Artificial Intelligence thread

Michael90

Senior Member
Registered Member

Chinese models have now overtaken US ones on openrouter
Im
Even surprised US closed paid models were so dominant compared to Chinese open sourced mostly free/cheap models. I don’t get why many people favored US MODELS so much . Afterall , who wouldn’t prefer something that’s almost free compared to something you have to pay a lot for?
 

tokenanalyst

Lieutenant General
Registered Member
Im
Even surprised US closed paid models were so dominant compared to Chinese open sourced mostly free/cheap models. I don’t get why many people favored US MODELS so much . Afterall , who wouldn’t prefer something that’s almost free compared to something you have to pay a lot for?
Is not that open router is free. Even a company running the local models in their own AI servers is expending money in electricity and expensive depreciating hardware. The problem is if the thing you want to replace is costing more than the thing you are replacing there is not point on it. What companies seen to be doing is offloading tasks to less expensive models.

Most Chinese models are MoE and they are made to run more efficient while US models are dense on purpose to keep an "IQ" edge against non US MoE models but that is coming an a increasing price tag that cannot be subsidize forever if these companies want to go public.

What is interesting is that this seem to be an unexpected blowback of US export controls. I said back then that Chinese models were going to focus on efficiency and architecture rather than brute computational power. My guess if that if Chinese companies had access to unrestricted Nvidia GPUs they would had gone dense and they would cost as much as US models.
 

tamsen_ikard

Captain
Registered Member
Is not that open router is free. Even a company running the local models in their own AI servers is expending money in electricity and expensive depreciating hardware. The problem is if the thing you want to replace is costing more than the thing you are replacing there is not point on it. What companies seen to be doing is offloading tasks to less expensive models.

Most Chinese models are MoE and they are made to run more efficient while US models are dense on purpose to keep an "IQ" edge against non US MoE models but that is coming an a increasing price tag that cannot be subsidize forever if these companies want to go public.
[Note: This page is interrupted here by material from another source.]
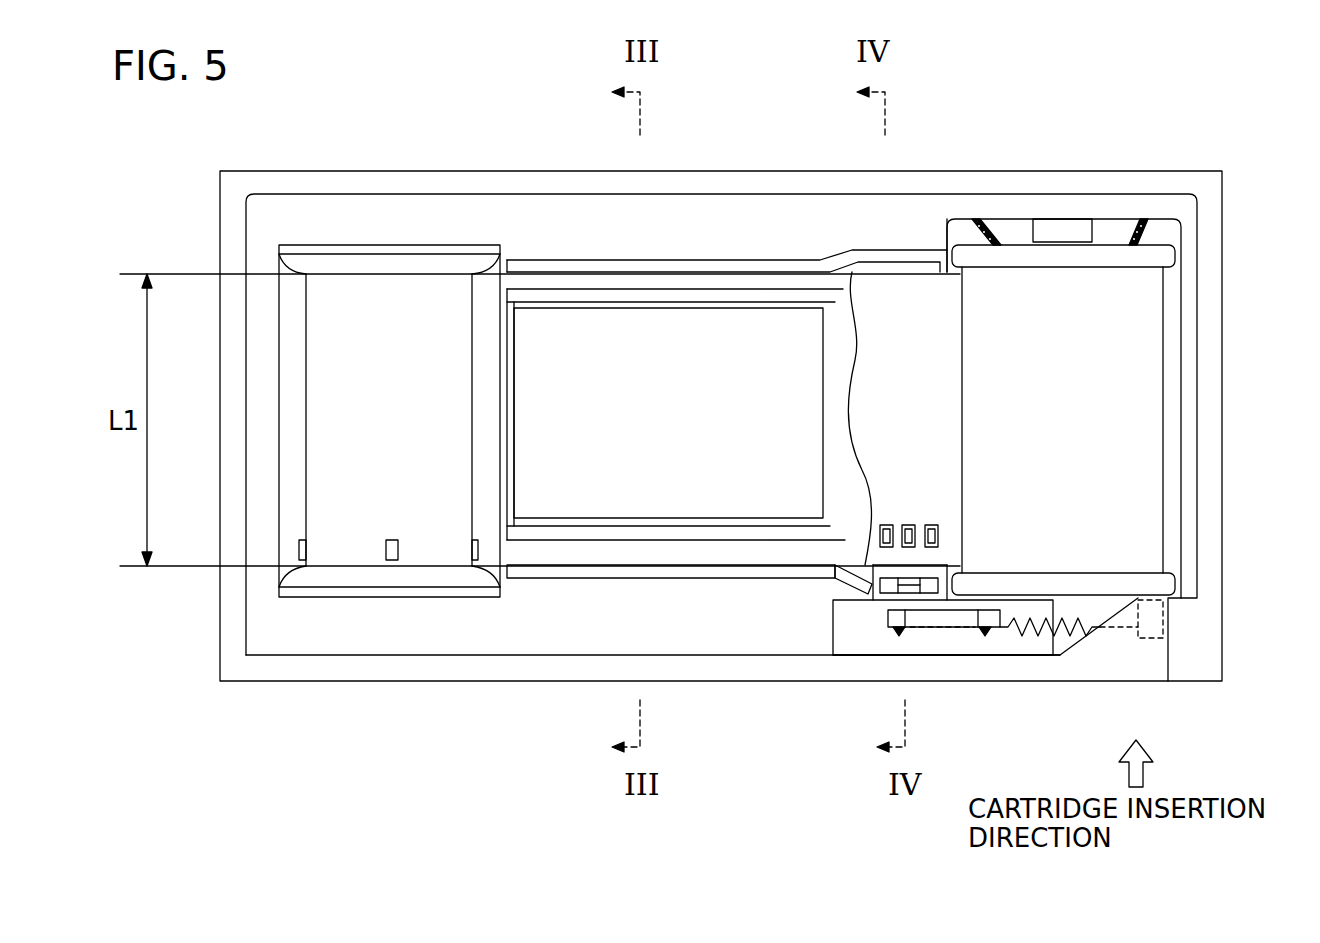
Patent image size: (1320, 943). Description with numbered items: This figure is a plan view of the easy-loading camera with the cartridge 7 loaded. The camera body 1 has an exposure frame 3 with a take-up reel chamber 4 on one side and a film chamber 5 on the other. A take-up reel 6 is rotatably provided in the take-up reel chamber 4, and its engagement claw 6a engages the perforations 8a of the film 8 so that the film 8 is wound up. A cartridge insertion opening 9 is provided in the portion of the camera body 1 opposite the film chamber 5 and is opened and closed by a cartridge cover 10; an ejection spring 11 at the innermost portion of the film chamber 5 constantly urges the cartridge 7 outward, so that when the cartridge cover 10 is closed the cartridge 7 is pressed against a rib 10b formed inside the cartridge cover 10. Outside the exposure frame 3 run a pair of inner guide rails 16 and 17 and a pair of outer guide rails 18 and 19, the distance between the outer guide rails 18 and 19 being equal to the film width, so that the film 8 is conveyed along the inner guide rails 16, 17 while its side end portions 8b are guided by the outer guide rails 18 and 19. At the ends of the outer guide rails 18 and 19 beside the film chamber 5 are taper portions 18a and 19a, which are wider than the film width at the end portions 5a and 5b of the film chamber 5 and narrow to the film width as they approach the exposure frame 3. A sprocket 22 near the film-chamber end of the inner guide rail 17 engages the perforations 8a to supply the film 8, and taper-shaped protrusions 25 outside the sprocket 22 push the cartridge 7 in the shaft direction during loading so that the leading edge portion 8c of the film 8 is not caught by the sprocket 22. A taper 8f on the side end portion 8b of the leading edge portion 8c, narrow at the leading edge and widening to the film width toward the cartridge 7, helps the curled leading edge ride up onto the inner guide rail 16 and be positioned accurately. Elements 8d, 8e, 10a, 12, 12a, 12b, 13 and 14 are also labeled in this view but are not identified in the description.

What is interesting is that this seem to be an unexpected blowback of US export controls. I said back then that Chinese models were going to focus on efficiency and architecture rather than brute computational power. My guess if that if Chinese companies had access to unrestricted Nvidia GPUs they would had gone dense and they would cost as much as US models.
There is no shortage of chips in China. This is actually wrong thinking by the mainstream.
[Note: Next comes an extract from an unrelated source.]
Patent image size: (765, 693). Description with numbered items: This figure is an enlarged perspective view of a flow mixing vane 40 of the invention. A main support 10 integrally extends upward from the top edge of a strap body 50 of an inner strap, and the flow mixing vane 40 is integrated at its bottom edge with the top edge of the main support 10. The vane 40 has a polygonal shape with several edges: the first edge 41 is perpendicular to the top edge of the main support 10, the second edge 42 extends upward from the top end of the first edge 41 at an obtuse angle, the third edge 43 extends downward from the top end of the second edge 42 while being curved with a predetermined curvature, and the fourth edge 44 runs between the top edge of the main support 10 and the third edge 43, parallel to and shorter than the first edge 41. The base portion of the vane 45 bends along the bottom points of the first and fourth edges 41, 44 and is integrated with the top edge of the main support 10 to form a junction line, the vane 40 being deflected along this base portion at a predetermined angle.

China can get any number nvdia chip it wants through 3rd party countries. Smuggling, reselling, cloud renting all is available.
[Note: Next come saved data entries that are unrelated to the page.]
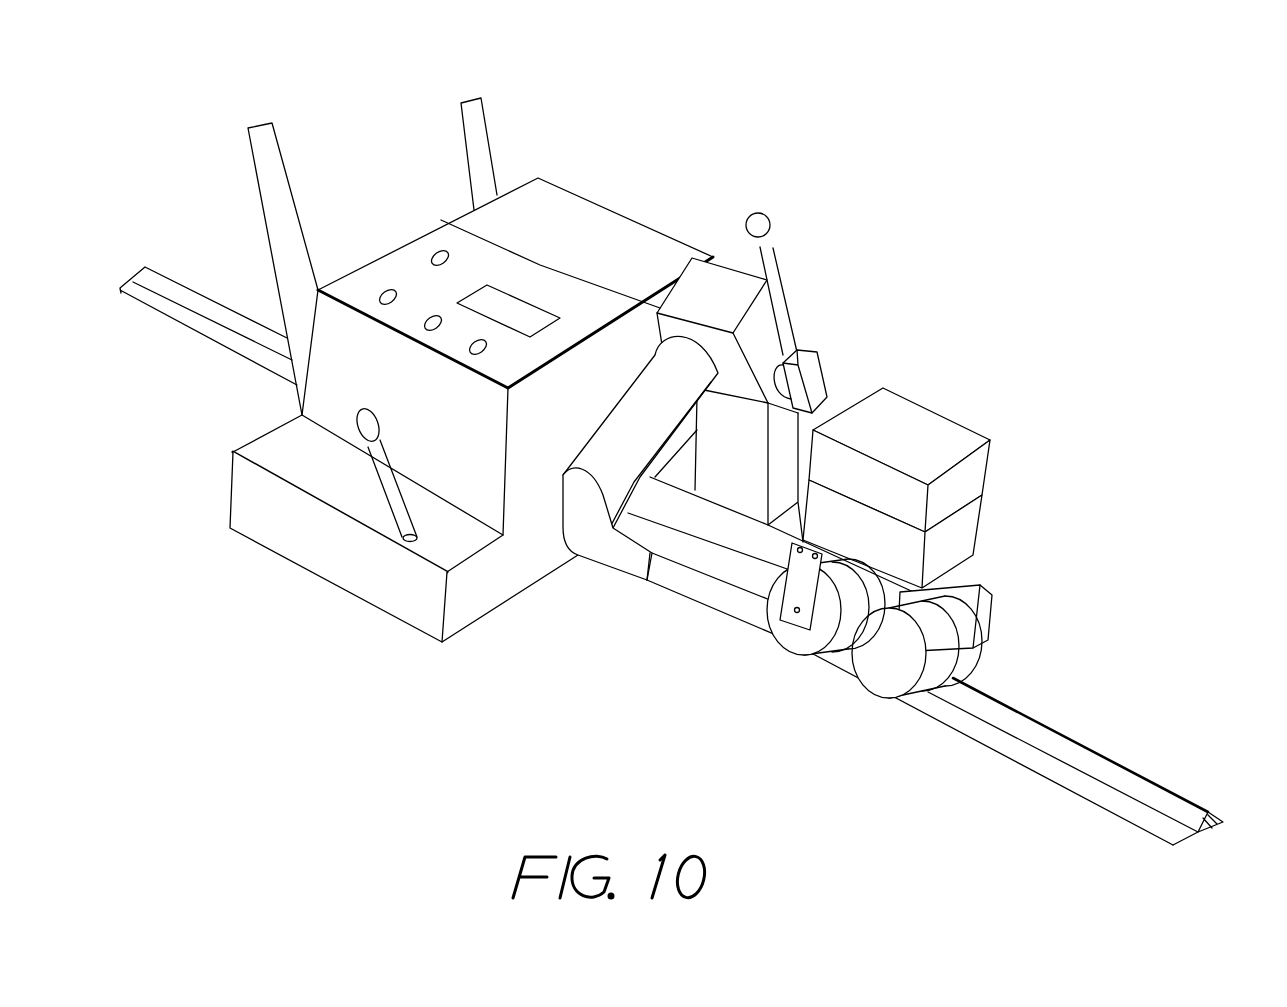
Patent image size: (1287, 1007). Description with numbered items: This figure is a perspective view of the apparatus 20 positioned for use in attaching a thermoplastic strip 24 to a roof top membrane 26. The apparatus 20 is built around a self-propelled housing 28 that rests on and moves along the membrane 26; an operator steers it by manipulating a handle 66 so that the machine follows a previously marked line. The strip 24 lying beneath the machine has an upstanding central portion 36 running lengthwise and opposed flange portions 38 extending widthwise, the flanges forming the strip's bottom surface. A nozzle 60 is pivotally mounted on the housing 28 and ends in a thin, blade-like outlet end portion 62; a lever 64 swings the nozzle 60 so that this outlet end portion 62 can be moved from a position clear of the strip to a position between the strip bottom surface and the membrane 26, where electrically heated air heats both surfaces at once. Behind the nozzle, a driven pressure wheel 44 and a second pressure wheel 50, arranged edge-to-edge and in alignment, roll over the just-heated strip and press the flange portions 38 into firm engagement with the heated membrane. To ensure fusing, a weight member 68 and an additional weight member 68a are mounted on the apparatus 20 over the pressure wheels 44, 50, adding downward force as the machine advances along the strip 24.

The apparatus 20 is at (580, 143).
The strip 24 is at (1103, 757).
The membrane 26 is at (736, 713).
The housing 28 is at (477, 210).
The central portion 36 is at (1148, 782).
The flange portions 38 is at (1128, 807).
The pressure wheel 44 is at (793, 640).
The second pressure wheel 50 is at (967, 640).
The nozzle 60 is at (625, 410).
The outlet end portion 62 is at (635, 560).
The lever 64 is at (785, 303).
The handle 66 is at (272, 175).
The weight member 68 is at (970, 528).
The additional weight member 68a is at (970, 467).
What Chinese companies lack is money. Chinese companies already do not have that much money compared to US companies. Plus China is much less AGI pilled and much more cautious on spending on AI. Finally, Chinese VC also lack unlimited funding that US VCs have.

When Chinese companies talk about chip shortage, they dont talk about lacking chips due to US sanctions
But lacking Chips due to much lower budget.
 

Kalum Pupeter

Junior Member
Registered Member

Chinese models have now overtaken US ones on openrouter
?
Please, Log in or Register to view URLs content!

mKZOWIa.png

m0xIWz3.png
 

tphuang

General
Staff member
Super Moderator
VIP Professional
Registered Member
?
Please, Log in or Register to view URLs content!

mKZOWIa.png

m0xIWz3.png
It really depends on what you are trying to evaluate.

For typical work load, the Chinese open source models are as good as the closed source models.

For other stuff, there are a bunch of stuff they can't do as well.

I'm not sure why you need to follow AI nerds online to figure this out.

Keep in mind that Chinese open source models are cheaper because they are generally smaller and they are mostly MoE models, which are not as good as dense models of the same size. It's a conscious approach just due to the funding issues they have and also what Chinese customers are willing to pay.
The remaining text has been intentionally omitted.